Introduction

ExaMon (Exascale Monitoring) is a data collection and analysis platform designed to manage large amounts of data. Its main prerogatives are to easily manage heterogeneous data, both in streaming and batch mode and to provide access to this data through a common interface. This simplifies the use of data to support applications such as real-time anomaly detection, predictive maintenance, and efficient resource and energy management leveraging machine learning and artificial intelligence techniques. Due to its scalable and distributed nature, it is easily applicable to HPC systems, especially exascale-sized ones, the primary use case for which it was designed.

The key feature of the framework is its data model, designed to be schema-less and scalable. In this way, it allows to collect a huge amount of heterogeneous data under a single interface. This data lake, which makes all the data available online to any user at any time, is proposed as a solution to break down internal data silos in organizations. The main benefit of this approach is that it enables capturing the full value of the data by making it immediately usable. In addition, having all the data in one place makes it easier to create complete and immediate executive reports, enabling faster and more informed decisions.

Another key aspect of the framework's design is making industry data easily available for research purposes. Indeed, researchers only need to manage a single data source to have a complete picture of complex industrial systems, and the benefits can be many. The ease of access to a huge variety and quantity of real-world data will enable them to create innovative solutions with results that may have real-world impact.

Furthermore, access to a wide variety of heterogeneous data with very low latency enables the realization of accurate digital twins. In this regard, the framework can provide both historical data for building accurate models, and fresh data for quickly making inferences on the same models. Moreover, the availability of up-to-date data in near real-time allows the construction of visual models that enable the rapid acquisition of knowledge about the state of any complex system. In fact, by exploiting the language of visual communication, it is possible to extend collaboration by bringing together a wide range of experts focused on problem-solving or optimization of the system itself.

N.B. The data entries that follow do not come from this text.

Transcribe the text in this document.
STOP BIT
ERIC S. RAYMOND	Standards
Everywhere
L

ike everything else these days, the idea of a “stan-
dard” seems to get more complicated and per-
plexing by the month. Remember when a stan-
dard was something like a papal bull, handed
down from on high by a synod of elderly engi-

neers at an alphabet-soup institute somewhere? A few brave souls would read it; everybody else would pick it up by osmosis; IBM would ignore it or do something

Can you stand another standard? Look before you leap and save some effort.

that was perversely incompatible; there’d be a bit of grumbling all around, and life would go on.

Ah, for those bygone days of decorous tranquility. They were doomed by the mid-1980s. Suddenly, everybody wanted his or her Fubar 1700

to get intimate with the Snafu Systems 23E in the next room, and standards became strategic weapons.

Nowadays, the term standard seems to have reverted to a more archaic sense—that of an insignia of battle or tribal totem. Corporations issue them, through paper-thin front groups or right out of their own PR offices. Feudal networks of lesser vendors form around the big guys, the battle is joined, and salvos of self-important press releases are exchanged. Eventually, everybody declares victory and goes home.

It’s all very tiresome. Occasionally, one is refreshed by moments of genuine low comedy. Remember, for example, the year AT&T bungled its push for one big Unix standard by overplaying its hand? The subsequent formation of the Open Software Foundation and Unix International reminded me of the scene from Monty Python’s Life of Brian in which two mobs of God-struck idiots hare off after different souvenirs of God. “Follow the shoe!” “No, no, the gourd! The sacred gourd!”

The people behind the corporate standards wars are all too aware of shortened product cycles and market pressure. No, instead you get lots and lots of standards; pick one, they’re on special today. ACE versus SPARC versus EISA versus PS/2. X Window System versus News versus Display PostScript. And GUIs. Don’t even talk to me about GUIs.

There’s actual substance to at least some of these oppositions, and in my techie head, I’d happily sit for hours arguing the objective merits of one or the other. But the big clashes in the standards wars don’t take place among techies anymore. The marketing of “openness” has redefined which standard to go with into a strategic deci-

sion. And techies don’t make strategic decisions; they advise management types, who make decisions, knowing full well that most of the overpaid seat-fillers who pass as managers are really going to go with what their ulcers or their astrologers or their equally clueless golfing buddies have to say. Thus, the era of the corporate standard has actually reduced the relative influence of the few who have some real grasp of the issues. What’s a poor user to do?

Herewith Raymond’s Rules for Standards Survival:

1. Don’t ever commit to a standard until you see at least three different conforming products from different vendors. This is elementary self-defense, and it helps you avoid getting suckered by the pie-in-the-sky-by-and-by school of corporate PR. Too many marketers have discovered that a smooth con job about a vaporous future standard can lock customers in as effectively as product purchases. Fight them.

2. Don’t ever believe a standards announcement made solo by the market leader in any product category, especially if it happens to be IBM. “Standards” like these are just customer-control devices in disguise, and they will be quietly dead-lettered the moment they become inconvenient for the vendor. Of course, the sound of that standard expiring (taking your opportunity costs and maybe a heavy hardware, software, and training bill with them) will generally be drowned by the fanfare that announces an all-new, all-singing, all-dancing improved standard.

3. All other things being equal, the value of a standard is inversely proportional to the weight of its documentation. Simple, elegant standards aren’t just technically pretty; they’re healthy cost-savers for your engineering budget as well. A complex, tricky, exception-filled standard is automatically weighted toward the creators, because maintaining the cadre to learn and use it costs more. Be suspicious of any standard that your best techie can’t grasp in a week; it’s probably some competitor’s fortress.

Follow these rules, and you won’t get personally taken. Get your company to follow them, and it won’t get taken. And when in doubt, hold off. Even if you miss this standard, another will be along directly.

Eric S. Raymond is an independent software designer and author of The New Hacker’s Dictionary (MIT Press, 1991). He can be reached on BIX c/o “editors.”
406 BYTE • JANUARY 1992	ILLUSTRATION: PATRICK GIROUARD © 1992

The architecture of the framework is based on established protocols and technologies rather than specific tools and implementations. The communication layer is based on the publish-subscribe model that finds various implementations, such as in the MQTT protocol. The need to interact with different data sources, ranging from complex room cooling systems to internal CPU sensors, requires a simple, scalable, low-latency communication protocol that is resilient to network conditions and natively designed to enable machine-to-machine (M2M) communication in complex environments. Moreover, data persistence is handled by a NoSQL-type database, an industry-proven technology, designed to be horizontally scalable and built to efficiently handle large amounts of data. On top of these two pillars, the other components are primarily dedicated to handling the two main categories of data that characterize the ExaMon framework. The first is the time series data type, which represents the majority of the data sources managed by ExaMon and is suitable for managing all the sensors and logs available today in a data center. The second is the generic tabular data type, suitable for managing metadata and any other data that does not fall into the first category. ExaMon provides the tools and interfaces to coordinate these two categories and interface them with the user in the most seamless way.

As a data platform, one of ExaMon's priorities is data sharing. To maximize its effectiveness, it offers both domain-specific interfaces (DSLs), which allow more experienced users to take full advantage of the data source's capabilities, and more high-level, standard interfaces such as the ANSI SQL language. Again, ExaMon promotes tools that are state of the art for time series data visualization, such as Grafana. Although more experienced users can interface with ExaMon using tools such as Jupyter notebooks (via a dedicated client), more user-friendly BI solutions such as Apache Superset, which uses web visualization technologies and the ANSI SQL language, are also provided to streamline the user experience. There is also compatibility with tools such as Apache Spark and Dask for large-scale data analysis in both streaming and batch modes. Finally, CLI-type tools are also available to provide access to the data and typical features directly from the user's shell.